Daisies123 Thu 27-Oct-16 16:48:00

We borrowed all the newborn size stuff from a work colleague and I'm very glad we did as DD only wore newborn size for three weeks before growing out of it.

Also, getting them into outfits when they're small is a right pain. DD is now ten months and has only really worn outfits since the 6-9m size. A few people gave us gifts of cute outfits but they were such a pain to get on her that she literally wore them once for a photo and that was it. Packs of babygros and vests were most useful!

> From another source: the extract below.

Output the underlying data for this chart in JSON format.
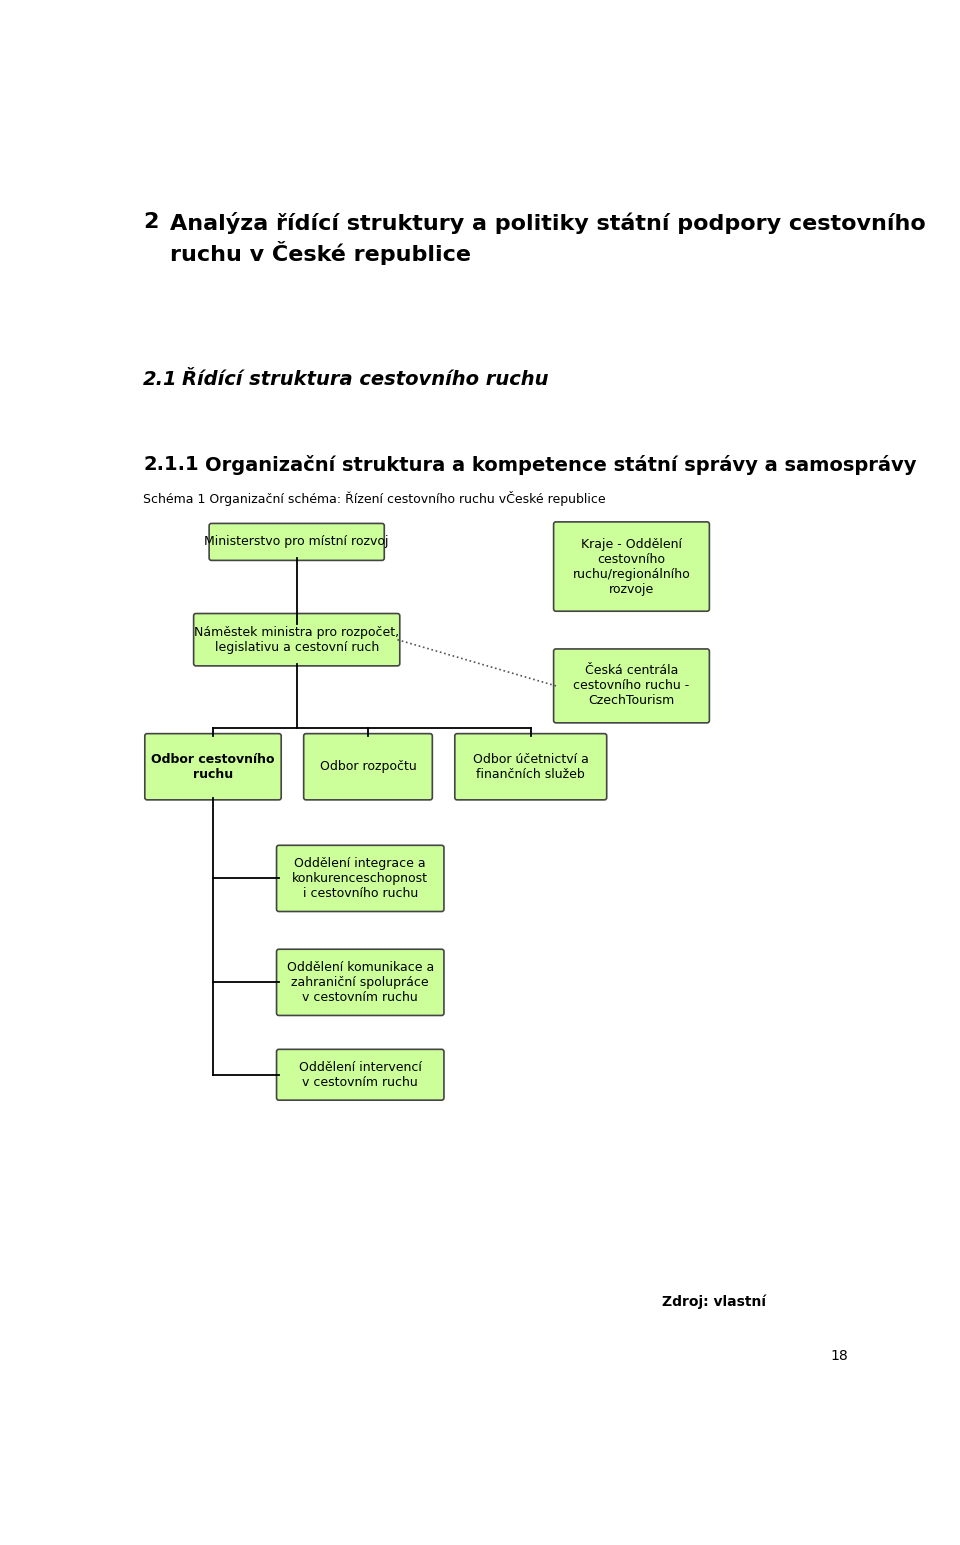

Also, it's surprising how much stuff adds up. I thought we were doing quite well financially with the stuff we bought before the baby was born, plus we're reasonably well off. But once you're in the unpaid part of maternity leave, paying £1000+ deposit for nursery plus looking at quarter of your (combined) take home pay going on childcare once you're back at work, then find out the cost of children's shoes and how often they grow out of them and suddenly money becomes a lot more important. (children's shoes are one thing I'm not prepared to have secondhand as they get moulded to a particular child's foot).

DameSquashalot Fri 28-Oct-16 07:09:42

I know exactly how you feel, but we had so many hand me downs and saved an absolute fortune.

It's not a bad idea to buy good quality because you can sell them on. I don't know about Next and M&S, but Jojo Maman Bèbè clothes have good resale value. John Lewis also have very good quality clothes - IME.

If money is no problem for you, then of course stick to buying your own and choosing your baby's clothes.

Most of the clothes we were given were much better than anything I could ever dream of affording (Petit Bateau etc) so it was a win win for us.